Empirical studies of the loss landscape of deep networks have revealed that many local minima are connected through low-loss valleys. Yet, little is known about the theoretical origin of such valleys. We present a general framework for finding continuous symmetries in the parameter space, which carve out low-loss valleys. Our framework uses equivariances of the activation functions and can be applied to different layer architectures. To generalize this framework to nonlinear neural networks, we introduce a novel set of nonlinear, data-dependent symmetries. These symmetries can transform a trained model such that it performs similarly on new samples, which allows ensemble building that improves robustness under certain adversarial attacks. We then show that conserved quantities associated with linear symmetries can be used to define coordinates along low-loss valleys. The conserved quantities help reveal that using common initialization methods, gradient flow only explores a small part of the global minimum. By relating conserved quantities to convergence rate and sharpness of the minimum, we provide insights on how initialization impacts convergence and generalizability.

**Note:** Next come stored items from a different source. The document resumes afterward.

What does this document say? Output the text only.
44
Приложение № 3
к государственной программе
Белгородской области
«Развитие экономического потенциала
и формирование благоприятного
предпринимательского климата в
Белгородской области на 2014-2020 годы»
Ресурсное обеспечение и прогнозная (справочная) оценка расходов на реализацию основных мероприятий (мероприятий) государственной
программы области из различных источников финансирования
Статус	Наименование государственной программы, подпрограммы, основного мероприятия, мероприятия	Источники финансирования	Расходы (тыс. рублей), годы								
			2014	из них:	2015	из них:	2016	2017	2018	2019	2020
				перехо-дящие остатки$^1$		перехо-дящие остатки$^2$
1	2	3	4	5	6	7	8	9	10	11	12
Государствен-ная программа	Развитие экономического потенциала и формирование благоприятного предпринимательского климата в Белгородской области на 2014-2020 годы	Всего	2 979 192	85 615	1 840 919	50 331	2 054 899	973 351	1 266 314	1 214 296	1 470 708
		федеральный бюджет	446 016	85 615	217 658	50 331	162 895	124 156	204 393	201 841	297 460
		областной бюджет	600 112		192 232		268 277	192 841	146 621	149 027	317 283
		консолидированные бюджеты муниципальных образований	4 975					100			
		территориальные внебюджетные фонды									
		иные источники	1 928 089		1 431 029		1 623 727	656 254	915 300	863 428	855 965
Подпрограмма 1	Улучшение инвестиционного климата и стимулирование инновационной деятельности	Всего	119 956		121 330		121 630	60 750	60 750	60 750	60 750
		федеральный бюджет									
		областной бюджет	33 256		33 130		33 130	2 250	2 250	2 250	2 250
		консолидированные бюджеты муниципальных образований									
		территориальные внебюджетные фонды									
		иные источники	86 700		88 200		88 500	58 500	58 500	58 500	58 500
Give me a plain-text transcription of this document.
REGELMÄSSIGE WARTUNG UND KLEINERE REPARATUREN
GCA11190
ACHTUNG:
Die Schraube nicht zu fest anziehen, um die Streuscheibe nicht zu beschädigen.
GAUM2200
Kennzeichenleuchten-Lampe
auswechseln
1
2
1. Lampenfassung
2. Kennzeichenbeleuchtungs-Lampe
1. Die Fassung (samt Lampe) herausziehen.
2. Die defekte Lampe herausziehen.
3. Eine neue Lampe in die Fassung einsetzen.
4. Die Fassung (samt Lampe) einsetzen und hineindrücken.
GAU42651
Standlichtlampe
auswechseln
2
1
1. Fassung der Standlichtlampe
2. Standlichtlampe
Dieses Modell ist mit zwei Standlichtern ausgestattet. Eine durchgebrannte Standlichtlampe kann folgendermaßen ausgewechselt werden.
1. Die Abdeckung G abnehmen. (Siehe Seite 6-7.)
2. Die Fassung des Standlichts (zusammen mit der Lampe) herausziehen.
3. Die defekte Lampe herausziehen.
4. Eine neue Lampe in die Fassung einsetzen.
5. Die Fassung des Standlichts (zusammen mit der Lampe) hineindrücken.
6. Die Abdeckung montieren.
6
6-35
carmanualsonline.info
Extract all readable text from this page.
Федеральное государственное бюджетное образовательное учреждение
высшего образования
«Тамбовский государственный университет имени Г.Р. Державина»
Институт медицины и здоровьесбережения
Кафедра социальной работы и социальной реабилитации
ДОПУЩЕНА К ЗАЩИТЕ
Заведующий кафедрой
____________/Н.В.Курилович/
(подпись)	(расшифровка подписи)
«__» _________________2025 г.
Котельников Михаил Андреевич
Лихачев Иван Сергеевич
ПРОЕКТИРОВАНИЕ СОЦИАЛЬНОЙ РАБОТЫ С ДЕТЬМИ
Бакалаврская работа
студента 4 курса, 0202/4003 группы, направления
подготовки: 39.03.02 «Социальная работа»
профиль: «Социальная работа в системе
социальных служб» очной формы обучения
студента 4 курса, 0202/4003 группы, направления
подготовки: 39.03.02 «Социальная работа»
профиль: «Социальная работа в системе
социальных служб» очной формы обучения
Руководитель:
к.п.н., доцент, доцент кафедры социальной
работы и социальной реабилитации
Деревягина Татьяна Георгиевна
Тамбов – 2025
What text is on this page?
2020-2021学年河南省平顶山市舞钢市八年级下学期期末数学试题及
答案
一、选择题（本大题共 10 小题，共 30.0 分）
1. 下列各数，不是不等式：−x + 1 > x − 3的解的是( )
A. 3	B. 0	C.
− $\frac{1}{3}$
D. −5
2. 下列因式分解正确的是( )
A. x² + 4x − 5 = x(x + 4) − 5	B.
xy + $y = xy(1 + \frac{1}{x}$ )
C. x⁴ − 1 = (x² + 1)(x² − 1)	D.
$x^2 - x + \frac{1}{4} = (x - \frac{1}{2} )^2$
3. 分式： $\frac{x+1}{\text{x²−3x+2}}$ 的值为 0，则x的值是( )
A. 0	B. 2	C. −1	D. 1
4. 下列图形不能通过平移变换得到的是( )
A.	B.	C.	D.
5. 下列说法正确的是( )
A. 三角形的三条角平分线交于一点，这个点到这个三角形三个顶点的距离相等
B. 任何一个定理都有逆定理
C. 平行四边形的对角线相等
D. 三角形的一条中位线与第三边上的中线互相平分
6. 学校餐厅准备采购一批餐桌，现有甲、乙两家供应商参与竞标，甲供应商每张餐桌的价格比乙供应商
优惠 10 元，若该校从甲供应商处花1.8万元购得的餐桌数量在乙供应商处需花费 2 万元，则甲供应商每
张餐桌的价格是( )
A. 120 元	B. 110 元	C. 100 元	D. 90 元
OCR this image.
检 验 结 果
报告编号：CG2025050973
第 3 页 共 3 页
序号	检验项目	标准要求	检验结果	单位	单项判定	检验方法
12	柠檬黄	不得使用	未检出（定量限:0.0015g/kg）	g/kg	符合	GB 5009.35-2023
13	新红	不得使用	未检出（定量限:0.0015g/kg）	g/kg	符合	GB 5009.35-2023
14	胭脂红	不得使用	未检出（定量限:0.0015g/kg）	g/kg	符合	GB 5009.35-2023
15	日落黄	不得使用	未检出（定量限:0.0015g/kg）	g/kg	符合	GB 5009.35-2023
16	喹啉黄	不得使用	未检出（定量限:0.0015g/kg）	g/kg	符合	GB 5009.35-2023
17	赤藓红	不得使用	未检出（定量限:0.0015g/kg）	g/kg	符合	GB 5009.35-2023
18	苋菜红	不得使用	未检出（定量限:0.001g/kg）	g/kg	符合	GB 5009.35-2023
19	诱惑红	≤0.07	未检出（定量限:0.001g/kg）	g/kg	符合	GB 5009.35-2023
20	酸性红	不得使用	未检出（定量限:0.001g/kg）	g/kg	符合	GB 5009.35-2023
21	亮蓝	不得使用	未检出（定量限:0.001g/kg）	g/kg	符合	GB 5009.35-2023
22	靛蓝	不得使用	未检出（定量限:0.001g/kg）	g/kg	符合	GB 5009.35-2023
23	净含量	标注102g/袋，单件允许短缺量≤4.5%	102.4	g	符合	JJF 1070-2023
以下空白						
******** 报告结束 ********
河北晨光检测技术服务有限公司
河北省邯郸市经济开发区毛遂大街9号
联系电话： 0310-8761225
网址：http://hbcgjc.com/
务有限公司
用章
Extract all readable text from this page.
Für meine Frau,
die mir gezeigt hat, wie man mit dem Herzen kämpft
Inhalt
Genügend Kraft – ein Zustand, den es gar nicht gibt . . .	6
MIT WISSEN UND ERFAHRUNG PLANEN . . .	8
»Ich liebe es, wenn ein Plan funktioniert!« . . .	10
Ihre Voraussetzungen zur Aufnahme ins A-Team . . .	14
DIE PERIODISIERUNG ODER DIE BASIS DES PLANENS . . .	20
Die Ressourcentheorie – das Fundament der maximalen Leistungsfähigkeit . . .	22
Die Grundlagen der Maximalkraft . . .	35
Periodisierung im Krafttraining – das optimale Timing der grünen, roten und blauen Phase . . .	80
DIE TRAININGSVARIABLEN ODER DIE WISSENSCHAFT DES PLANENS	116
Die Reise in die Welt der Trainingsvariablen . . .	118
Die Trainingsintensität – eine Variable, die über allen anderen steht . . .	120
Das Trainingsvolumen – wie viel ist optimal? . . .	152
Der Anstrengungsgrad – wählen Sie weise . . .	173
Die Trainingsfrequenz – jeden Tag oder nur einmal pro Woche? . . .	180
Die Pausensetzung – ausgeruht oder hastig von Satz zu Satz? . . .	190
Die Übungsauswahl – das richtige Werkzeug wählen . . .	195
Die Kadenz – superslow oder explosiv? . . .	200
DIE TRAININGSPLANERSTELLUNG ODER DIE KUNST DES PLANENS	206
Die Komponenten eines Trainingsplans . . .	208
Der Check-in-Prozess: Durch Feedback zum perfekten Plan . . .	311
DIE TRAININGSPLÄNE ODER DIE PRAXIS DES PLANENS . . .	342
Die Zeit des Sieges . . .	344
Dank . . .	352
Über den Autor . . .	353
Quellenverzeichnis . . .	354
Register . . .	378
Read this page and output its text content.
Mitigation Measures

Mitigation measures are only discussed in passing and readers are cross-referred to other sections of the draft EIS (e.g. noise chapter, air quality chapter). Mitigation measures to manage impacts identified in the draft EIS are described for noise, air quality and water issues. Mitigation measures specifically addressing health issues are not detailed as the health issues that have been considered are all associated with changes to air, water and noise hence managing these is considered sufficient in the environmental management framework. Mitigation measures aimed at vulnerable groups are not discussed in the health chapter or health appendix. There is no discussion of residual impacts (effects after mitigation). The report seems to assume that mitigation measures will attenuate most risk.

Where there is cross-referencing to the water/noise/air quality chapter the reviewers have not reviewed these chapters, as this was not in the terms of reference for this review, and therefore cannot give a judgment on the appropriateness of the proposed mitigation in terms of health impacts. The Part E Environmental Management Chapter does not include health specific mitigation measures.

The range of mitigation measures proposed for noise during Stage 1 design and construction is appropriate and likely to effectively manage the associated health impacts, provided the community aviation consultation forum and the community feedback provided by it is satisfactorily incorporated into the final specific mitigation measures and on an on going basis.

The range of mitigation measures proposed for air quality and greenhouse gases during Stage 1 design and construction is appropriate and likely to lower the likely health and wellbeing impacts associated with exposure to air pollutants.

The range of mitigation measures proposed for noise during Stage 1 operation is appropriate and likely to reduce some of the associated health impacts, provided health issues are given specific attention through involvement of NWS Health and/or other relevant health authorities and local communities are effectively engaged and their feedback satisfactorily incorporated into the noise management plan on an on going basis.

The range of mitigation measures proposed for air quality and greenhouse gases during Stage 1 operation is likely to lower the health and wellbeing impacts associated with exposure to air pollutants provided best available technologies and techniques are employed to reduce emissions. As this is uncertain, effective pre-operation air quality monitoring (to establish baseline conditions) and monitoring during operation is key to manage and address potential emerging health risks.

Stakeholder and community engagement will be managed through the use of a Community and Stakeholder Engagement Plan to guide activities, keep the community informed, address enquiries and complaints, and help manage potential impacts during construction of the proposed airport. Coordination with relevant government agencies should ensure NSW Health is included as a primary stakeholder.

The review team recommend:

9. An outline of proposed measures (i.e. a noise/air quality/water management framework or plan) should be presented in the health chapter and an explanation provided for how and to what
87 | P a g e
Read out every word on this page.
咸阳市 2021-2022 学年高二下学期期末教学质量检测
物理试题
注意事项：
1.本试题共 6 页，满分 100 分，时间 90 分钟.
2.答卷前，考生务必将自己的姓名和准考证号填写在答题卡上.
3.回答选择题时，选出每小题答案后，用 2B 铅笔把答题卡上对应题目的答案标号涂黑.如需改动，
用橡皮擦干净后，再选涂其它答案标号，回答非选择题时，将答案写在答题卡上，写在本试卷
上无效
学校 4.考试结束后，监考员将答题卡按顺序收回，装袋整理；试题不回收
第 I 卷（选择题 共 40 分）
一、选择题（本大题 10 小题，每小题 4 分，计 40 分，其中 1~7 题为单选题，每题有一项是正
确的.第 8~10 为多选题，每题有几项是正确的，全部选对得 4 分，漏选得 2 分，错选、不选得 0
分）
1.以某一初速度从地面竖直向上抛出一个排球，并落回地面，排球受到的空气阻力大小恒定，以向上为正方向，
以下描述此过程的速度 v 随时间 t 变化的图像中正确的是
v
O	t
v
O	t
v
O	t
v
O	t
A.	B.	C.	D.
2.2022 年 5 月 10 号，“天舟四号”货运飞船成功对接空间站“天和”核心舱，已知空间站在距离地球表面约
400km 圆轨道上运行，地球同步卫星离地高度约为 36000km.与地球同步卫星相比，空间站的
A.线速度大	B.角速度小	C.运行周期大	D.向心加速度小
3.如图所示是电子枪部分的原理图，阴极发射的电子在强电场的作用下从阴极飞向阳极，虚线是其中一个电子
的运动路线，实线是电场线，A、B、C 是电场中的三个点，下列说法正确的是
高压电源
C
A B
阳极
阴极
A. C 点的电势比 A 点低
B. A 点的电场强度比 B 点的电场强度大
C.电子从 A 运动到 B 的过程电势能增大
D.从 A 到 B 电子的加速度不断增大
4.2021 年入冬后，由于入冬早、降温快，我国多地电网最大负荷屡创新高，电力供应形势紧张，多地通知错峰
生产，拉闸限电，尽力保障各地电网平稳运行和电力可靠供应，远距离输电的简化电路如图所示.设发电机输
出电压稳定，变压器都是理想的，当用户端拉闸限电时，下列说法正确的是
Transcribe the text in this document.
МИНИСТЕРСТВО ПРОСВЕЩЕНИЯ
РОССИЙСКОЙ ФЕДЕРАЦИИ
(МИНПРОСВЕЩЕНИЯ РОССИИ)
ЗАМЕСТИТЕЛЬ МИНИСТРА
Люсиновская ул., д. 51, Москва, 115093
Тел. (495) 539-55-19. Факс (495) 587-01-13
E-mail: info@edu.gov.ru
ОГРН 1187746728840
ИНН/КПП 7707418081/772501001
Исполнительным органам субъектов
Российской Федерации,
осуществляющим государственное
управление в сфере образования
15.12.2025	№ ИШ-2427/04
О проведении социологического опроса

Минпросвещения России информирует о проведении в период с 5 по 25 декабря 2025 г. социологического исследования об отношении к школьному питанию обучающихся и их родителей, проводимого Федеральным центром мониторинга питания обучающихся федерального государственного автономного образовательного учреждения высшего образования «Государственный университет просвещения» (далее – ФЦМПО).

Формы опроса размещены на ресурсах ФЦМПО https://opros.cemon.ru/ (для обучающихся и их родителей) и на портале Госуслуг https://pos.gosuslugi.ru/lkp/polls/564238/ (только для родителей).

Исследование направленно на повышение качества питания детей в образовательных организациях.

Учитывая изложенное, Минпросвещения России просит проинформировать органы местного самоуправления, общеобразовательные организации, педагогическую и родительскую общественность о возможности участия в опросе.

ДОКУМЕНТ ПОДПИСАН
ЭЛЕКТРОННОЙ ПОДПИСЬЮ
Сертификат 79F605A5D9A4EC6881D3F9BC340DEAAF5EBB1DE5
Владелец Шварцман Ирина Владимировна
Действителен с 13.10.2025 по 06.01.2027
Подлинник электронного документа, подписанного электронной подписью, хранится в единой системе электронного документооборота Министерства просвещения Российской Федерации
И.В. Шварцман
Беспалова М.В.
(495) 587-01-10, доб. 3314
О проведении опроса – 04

翻译：深度网络损失景观的实证研究表明，许多局部极小值通过低损耗山谷相互连接。然而，关于此类山谷的理论起源仍不清楚。我们提出了一个通用框架，用于发现参数空间中刻画出低损耗山谷的连续对称性。该框架利用激活函数的等变性，可适用于不同层架构。为将该框架推广至非线性神经网络，我们引入了一组新颖的非线性、数据依赖的对称性。这些对称性能够变换已训练模型，使其在新样本上表现相似，从而有助于构建提升特定对抗攻击鲁棒性的集成模型。进而，我们证明了与线性对称性相关的守恒量可用于定义沿低损耗山谷的坐标。守恒量有助于揭示：采用常见初始化方法时，梯度流仅探索全局极小值的一小部分。通过关联守恒量、收敛速率与极小值的尖锐度，我们提供了关于初始化如何影响收敛性与泛化能力的见解。